A Chinese war film called Dead to Rights, set during the horrific Nanjing massacre of 1937, when the invading Japanese army killed an estimated 200,000 people, tells the story of ordinary people who have two aims: to survive and to protect photographic evidence of the savagery.

It has sparked discussion on Chinese social media, with some asking whether the topic is suitable for children and others suggesting it amounts to hatred education.

Yet the movie has been a hit, leading the summer box office takings. In the five weeks since its release, it has brought in well over A$500 million.

A feature article in Singapore’s The Straits Times asks the question: Can China ever forgive Japan?

Westerners think of the war against Japan as the Pacific War, 1941-1945. For China, the war began in 1931 with Japan’s invasion of Manchuria, followed by the invasion of the rest of China in 1937. The death toll can never be known but estimates seem to start at about 15 million people. China says the toll was 35 million.
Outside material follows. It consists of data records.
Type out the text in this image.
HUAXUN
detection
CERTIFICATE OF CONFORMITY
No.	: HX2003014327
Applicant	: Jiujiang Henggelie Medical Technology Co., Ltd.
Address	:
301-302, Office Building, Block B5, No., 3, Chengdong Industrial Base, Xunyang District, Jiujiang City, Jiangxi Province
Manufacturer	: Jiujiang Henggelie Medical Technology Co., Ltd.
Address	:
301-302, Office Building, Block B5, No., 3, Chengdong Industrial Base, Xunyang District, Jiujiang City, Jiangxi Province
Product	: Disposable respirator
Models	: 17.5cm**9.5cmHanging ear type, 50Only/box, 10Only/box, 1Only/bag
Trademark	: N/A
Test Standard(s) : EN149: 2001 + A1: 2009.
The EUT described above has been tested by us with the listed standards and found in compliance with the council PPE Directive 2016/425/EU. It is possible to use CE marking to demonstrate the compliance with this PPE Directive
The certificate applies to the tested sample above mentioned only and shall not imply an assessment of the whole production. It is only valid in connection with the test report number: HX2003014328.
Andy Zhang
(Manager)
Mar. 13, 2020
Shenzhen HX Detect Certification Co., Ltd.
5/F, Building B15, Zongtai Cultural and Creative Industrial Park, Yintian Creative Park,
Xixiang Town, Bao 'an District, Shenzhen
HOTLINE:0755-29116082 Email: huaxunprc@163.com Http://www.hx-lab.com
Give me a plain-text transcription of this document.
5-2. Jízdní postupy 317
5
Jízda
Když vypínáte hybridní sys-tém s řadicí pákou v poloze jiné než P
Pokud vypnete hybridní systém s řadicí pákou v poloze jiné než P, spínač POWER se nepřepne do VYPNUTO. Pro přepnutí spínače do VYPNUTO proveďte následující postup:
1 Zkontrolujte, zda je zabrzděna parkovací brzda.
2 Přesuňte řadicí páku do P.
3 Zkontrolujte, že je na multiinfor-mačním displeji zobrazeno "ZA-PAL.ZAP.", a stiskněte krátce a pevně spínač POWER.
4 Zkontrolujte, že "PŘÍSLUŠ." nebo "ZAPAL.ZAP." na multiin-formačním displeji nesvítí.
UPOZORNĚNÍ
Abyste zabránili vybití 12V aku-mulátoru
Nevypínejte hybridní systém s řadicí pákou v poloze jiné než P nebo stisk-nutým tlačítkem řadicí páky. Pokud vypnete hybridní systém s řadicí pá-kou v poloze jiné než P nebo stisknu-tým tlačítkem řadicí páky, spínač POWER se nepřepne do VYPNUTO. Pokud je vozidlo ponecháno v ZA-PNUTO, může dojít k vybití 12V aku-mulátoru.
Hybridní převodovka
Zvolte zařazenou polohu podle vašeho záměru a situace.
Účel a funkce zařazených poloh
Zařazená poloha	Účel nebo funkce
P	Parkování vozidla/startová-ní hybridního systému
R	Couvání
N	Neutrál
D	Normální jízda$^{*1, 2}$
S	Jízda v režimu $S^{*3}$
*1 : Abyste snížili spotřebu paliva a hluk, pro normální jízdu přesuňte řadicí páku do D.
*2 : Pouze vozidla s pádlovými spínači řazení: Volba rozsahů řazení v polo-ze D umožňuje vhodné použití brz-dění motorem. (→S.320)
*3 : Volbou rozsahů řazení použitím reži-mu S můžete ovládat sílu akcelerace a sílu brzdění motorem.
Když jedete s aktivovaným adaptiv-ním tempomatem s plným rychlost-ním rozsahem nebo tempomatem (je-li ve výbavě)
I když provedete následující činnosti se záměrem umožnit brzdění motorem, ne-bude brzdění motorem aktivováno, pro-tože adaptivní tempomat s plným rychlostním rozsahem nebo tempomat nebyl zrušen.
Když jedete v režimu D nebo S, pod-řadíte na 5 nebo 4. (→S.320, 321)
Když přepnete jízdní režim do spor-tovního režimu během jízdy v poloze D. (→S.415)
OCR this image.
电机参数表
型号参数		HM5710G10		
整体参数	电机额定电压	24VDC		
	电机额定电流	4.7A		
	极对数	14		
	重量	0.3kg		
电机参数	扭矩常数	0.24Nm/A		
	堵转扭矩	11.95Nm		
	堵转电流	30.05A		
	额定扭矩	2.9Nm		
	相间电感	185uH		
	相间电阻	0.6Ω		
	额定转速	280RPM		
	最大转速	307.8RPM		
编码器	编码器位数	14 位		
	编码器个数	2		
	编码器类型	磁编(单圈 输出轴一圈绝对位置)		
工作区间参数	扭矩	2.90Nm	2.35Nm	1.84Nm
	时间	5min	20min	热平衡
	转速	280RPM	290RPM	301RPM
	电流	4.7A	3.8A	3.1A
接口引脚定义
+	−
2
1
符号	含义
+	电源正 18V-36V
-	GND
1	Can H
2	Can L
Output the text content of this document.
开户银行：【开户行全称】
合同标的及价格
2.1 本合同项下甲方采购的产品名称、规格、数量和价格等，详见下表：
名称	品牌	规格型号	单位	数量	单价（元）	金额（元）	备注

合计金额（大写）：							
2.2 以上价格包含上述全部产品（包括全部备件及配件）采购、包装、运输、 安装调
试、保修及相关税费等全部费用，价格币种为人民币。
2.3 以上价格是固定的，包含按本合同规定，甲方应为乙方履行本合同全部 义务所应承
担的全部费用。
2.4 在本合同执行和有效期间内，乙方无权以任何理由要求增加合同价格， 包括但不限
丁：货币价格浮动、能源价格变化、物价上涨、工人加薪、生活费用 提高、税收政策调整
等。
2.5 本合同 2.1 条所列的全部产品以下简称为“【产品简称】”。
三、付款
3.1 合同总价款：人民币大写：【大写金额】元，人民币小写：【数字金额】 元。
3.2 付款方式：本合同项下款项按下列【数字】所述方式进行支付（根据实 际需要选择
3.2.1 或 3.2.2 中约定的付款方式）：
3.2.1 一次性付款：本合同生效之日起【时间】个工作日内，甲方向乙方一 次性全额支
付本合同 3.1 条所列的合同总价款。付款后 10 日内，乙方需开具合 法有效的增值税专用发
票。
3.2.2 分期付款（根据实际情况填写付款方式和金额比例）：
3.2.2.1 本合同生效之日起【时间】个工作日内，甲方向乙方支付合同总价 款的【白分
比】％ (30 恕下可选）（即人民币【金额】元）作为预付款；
China will mark the 80th anniversary of end of the war on Wednesday, as 3 September is the date of Japan’s formal surrender in China. It will hold a huge Victory Day military parade, a display of modern China’s military might, in Tiananmen Square.

Kyodo, the Japanese news agency, reported that the Japanese Government had asked Asian and European countries not to attend the parade or other “victory” events. Japan wanted to stop the spread of China’s interpretation of history, the story said.

Global Times, an official newspaper, said China had lodged a protest with Japan and asked for clarification of the reported negative remarks. Foreign Ministry spokesman Guo Jiakun had said Japan should reflect on its history of aggression.

Forgiveness is not readily apparent.

The article in The Straits Times quoted Swedish academic Karl Gustafsson, an expert on Sino-Japanese relations, as saying he was pessimistic about forgiveness.

“The idea that it becomes easier with the passage of time, that time heals wounds, does not seem to apply in this case,” he said.

 

The views expressed in this article may or may not reflect those of Pearls and Irritations.